For a working Keycloak 23.0.1 simple docker compose setup please go to my github

What happens next

As with any 'best' solution, opinions differ. With that in mind, the best outcome for this blog would be that Keycloak Admin REST API solutions, such as this, are tried. Through shared experiences the API could become more commonly used, making quality of the solutions evolve over time.

In the GitHub example a direct enhancement could be made as the configuration application isn't packaged with the Keycloak image. Furthermore, you could also start thinking about environment configuration. E.g. do I store certain configuration in YAML for Kubernetes/Docker to pick up? Plenty of improvements or decisions to think of. This is good because we are continuous improving our solution to deliver that quality we and our stakeholders want.

[TIP] Hopefully the blog underlines the importance of testability enough. It is certainly a cornerstone of a smooth running IAM solution with Keycloak. It not only minimizes human error, if test scenarios are understandable for non-developers, it can also be part of your proven documented quality when bugs or system failures do turn up (and people with pitchforks start walking through the hallways). Effort here is not wasted.

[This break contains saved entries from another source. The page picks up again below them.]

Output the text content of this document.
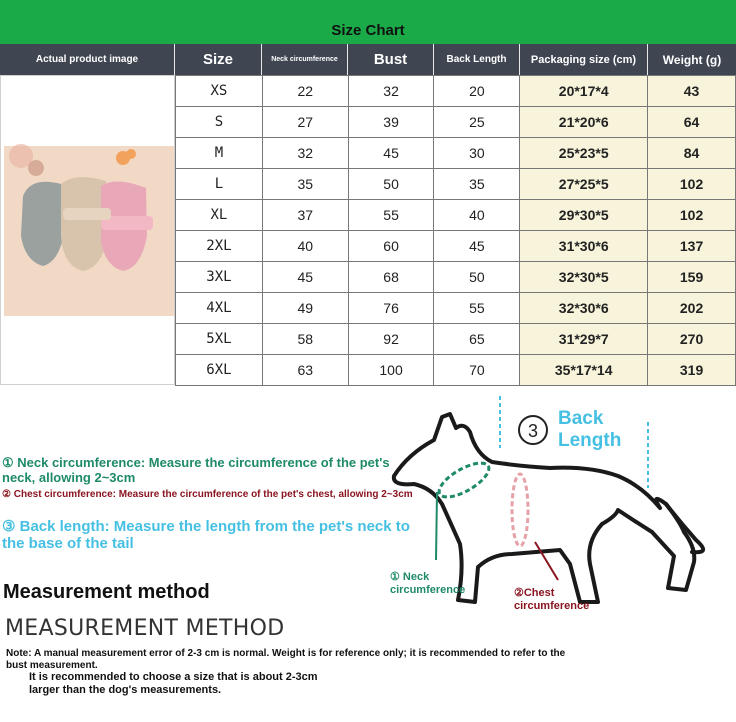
Size Chart
Actual product image	Size	Neck circumference	Bust	Back Length	Packaging size (cm)	Weight (g)
XS	22	32	20	20*17*4	43
S	27	39	25	21*20*6	64
M	32	45	30	25*23*5	84
L	35	50	35	27*25*5	102
XL	37	55	40	29*30*5	102
2XL	40	60	45	31*30*6	137
3XL	45	68	50	32*30*5	159
4XL	49	76	55	32*30*6	202
5XL	58	92	65	31*29*7	270
6XL	63	100	70	35*17*14	319
① Neck circumference: Measure the circumference of the pet's neck, allowing 2~3cm
② Chest circumference: Measure the circumference of the pet's chest, allowing 2~3cm
③ Back length: Measure the length from the pet's neck to the base of the tail
3
Back
Length
① Neck
circumference	②Chest
circumference
Measurement method
MEASUREMENT METHOD
Note: A manual measurement error of 2-3 cm is normal. Weight is for reference only; it is recommended to refer to the bust measurement.
It is recommended to choose a size that is about 2-3cm larger than the dog's measurements.
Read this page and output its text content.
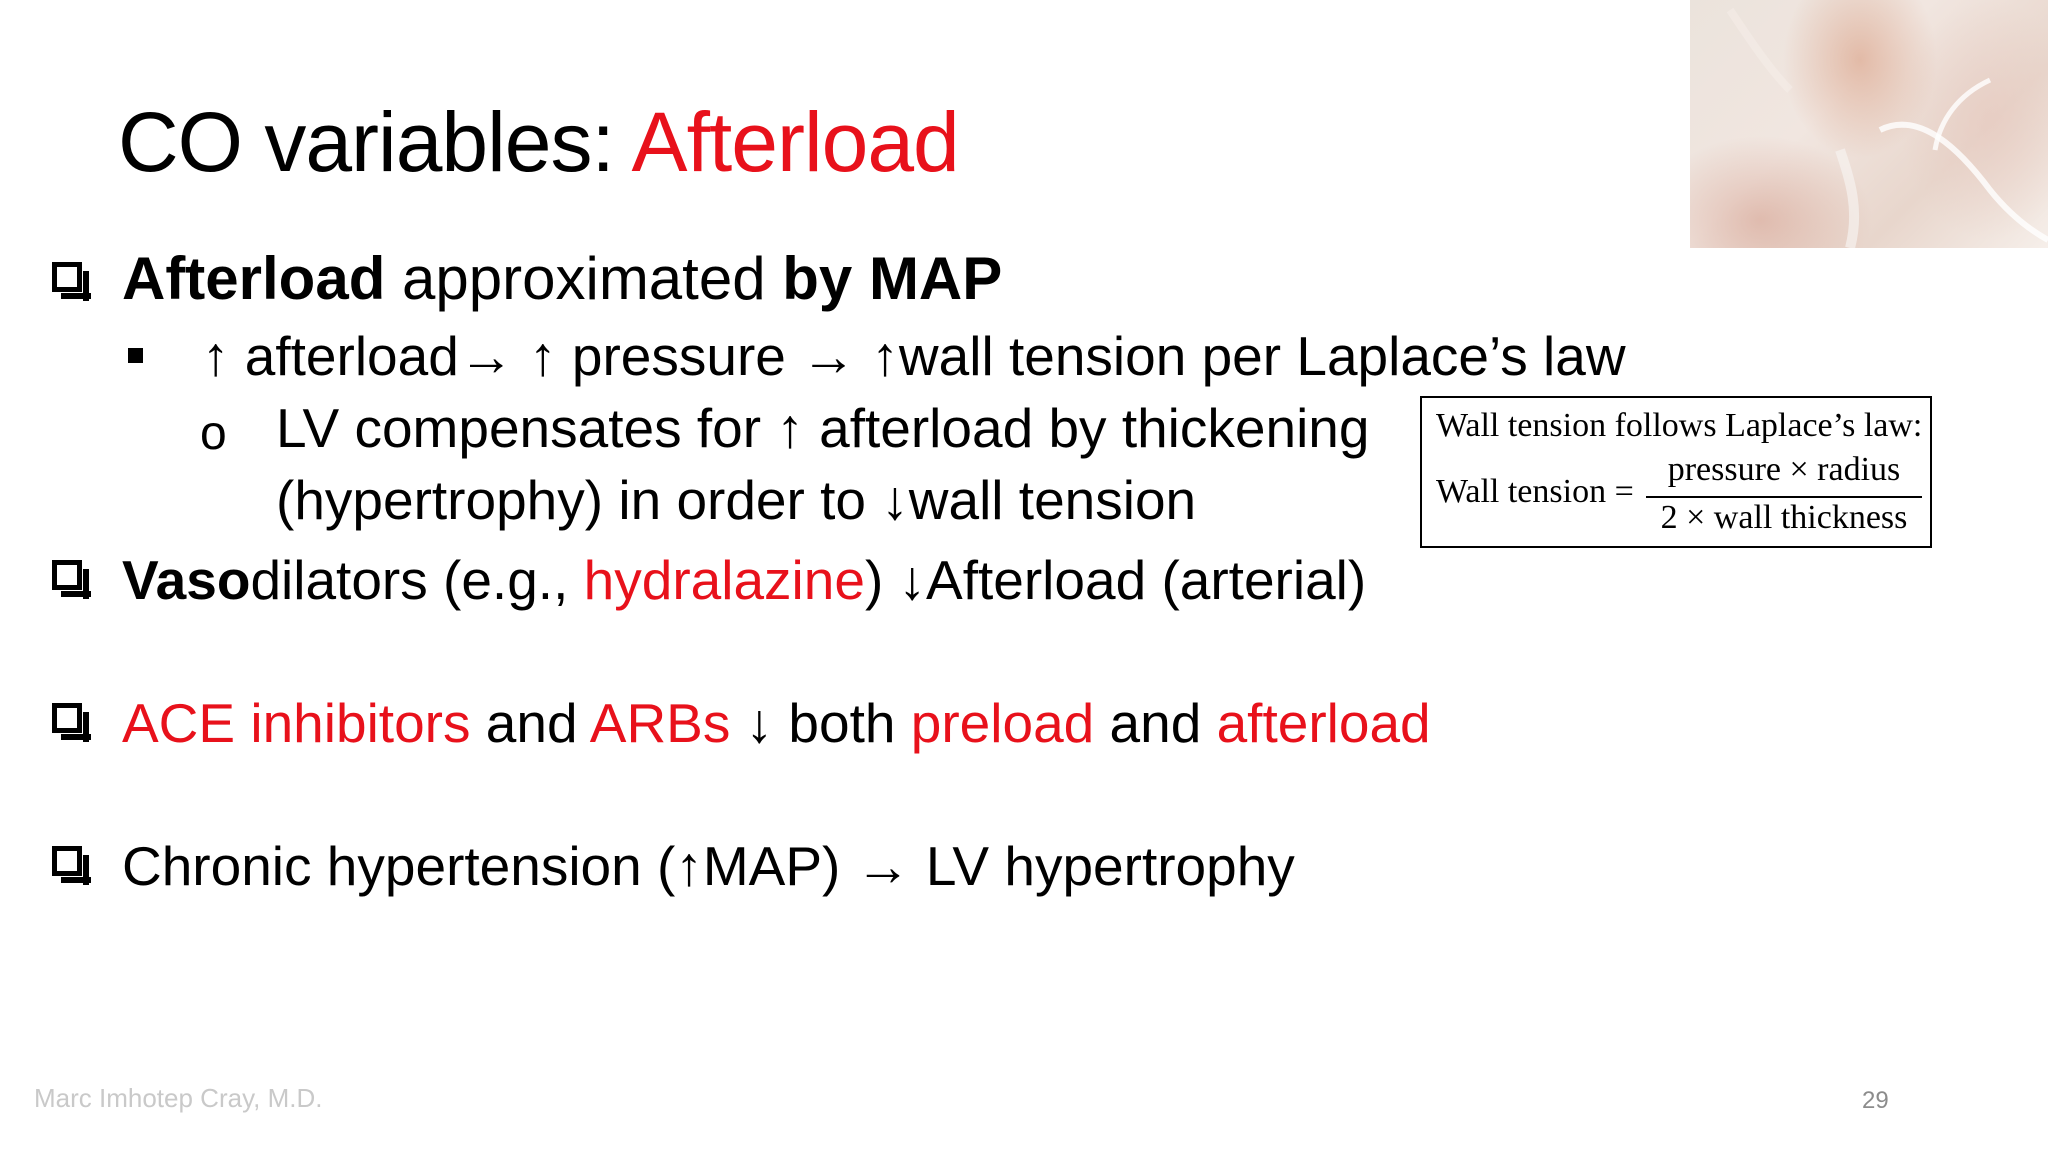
CO variables: Afterload
Afterload approximated by MAP
↑ afterload→ ↑ pressure → ↑wall tension per Laplace’s law
o LV compensates for ↑ afterload by thickening
(hypertrophy) in order to ↓wall tension
Vasodilators (e.g., hydralazine) ↓Afterload (arterial)
ACE inhibitors and ARBs ↓ both preload and afterload
Chronic hypertension (↑MAP) → LV hypertrophy
Wall tension follows Laplace’s law:
Wall tension =
pressure × radius
2 × wall thickness
Marc Imhotep Cray, M.D.	29
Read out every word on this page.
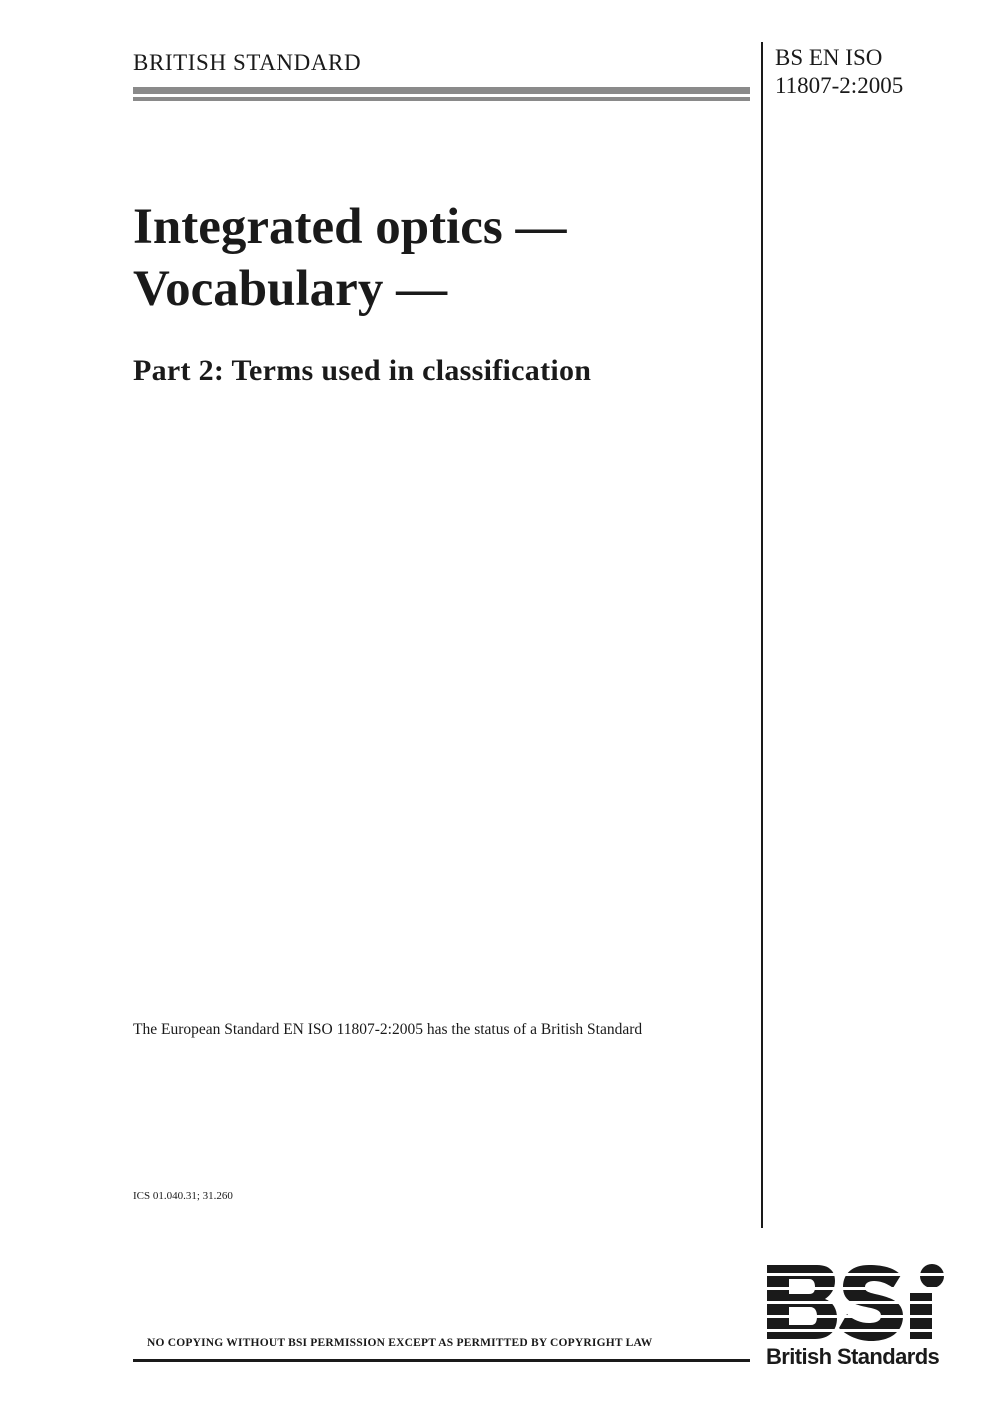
BRITISH STANDARD	BS EN ISO
11807-2:2005
Integrated optics —
Vocabulary —
Part 2: Terms used in classification
The European Standard EN ISO 11807-2:2005 has the status of a British Standard
ICS 01.040.31; 31.260
NO COPYING WITHOUT BSI PERMISSION EXCEPT AS PERMITTED BY COPYRIGHT LAW
British Standards
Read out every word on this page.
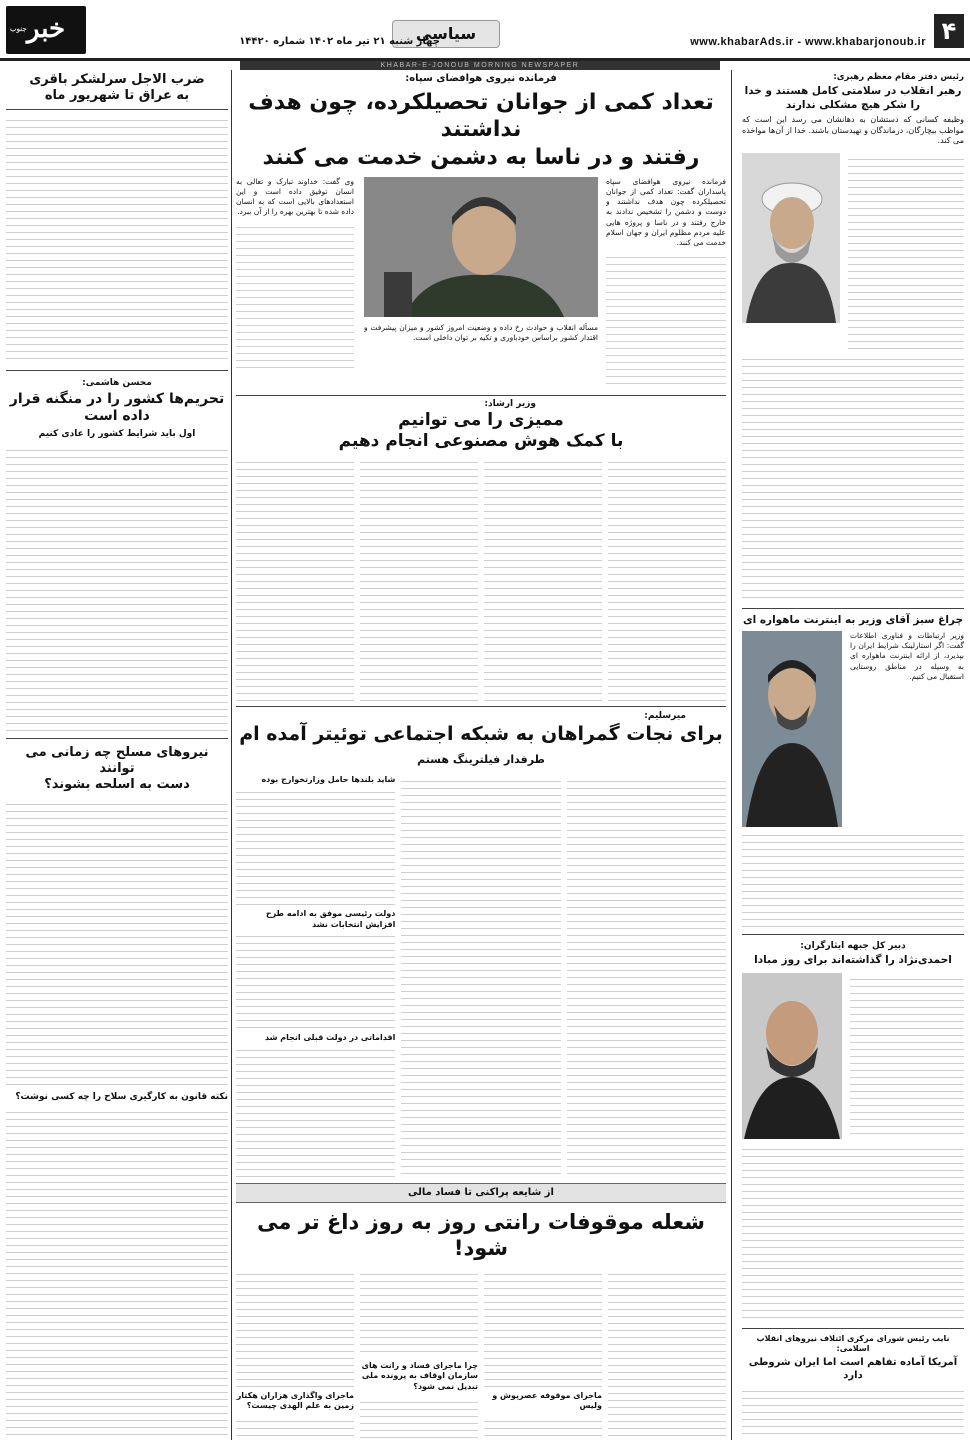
۴
www.khabarAds.ir - www.khabarjonoub.ir
سیاسی
چهار شنبه ۲۱ تیر ماه ۱۴۰۲ شماره ۱۴۴۲۰
خبر
جنوب
KHABAR-E-JONOUB MORNING NEWSPAPER
ضرب الاجل سرلشکر باقری
به عراق تا شهریور ماه
محسن هاشمی:
تحریم‌ها کشور را در منگنه قرار داده است
اول باید شرایط کشور را عادی کنیم
نیروهای مسلح چه زمانی می توانند
دست به اسلحه بشوند؟
نکته قانون به کارگیری سلاح را چه کسی نوشت؟
فرمانده نیروی هوافضای سپاه:
تعداد کمی از جوانان تحصیلکرده، چون هدف نداشتند
رفتند و در ناسا به دشمن خدمت می کنند
فرمانده نیروی هوافضای سپاه پاسداران گفت: تعداد کمی از جوانان تحصیلکرده چون هدف نداشتند و دوست و دشمن را تشخیص ندادند به خارج رفتند و در ناسا و پروژه هایی علیه مردم مظلوم ایران و جهان اسلام خدمت می کنند.
مسأله انقلاب و حوادث رخ داده و وضعیت امروز کشور و میزان پیشرفت و اقتدار کشور براساس خودباوری و تکیه بر توان داخلی است.
وی گفت: خداوند تبارک و تعالی به انسان توفیق داده است و این استعدادهای بالایی است که به انسان داده شده تا بهترین بهره را از آن ببرد.
وزیر ارشاد:
ممیزی را می توانیم
با کمک هوش مصنوعی انجام دهیم
میرسلیم:
برای نجات گمراهان به شبکه اجتماعی توئیتر آمده ام
طرفدار فیلترینگ هستم
شاید بلندها حامل وزارتخوارج بوده
دولت رئیسی موفق به ادامه طرح افزایش انتخابات نشد
اقداماتی در دولت قبلی انجام شد
از شایعه پراکنی تا فساد مالی
شعله موقوفات رانتی روز به روز داغ تر می شود!
ماجرای موقوفه عصرپوش و ولیس
چرا ماجرای فساد و رانت های سازمان اوقاف به پرونده ملی تبدیل نمی شود؟
ماجرای واگذاری هزاران هکتار زمین به علم الهدی چیست؟
رئیس دفتر مقام معظم رهبری:
رهبر انقلاب در سلامتی کامل هستند و خدا را شکر هیچ مشکلی ندارند
وظیفه کسانی که دستشان به دهانشان می رسد این است که مواظب بیچارگان، درماندگان و تهیدستان باشند. خدا از آن‌ها مواخذه می کند.
چراغ سبز آقای وزیر به اینترنت ماهواره ای
وزیر ارتباطات و فناوری اطلاعات گفت: اگر استارلینک شرایط ایران را بپذیرد، از ارائه اینترنت ماهواره ای به وسیله در مناطق روستایی استقبال می کنیم.
دبیر کل جبهه ایثارگران:
احمدی‌نژاد را گذاشته‌اند برای روز مبادا
نایب رئیس شورای مرکزی ائتلاف نیروهای انقلاب اسلامی:
آمریکا آماده تفاهم است اما ایران شروطی دارد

So think about it and maybe when your Keycloak configuration setup is so KISS, you start preaching that Keycloak was made for lovin' you. Certainly organisations love you when a Keycloak solution runs without much error.

Acknowledgement

The inspiration of writing this blog came from a great Devoxx presentation. There is a live demo and goes into more depth with ideas of how to support dynamic configuration changes to keycloak.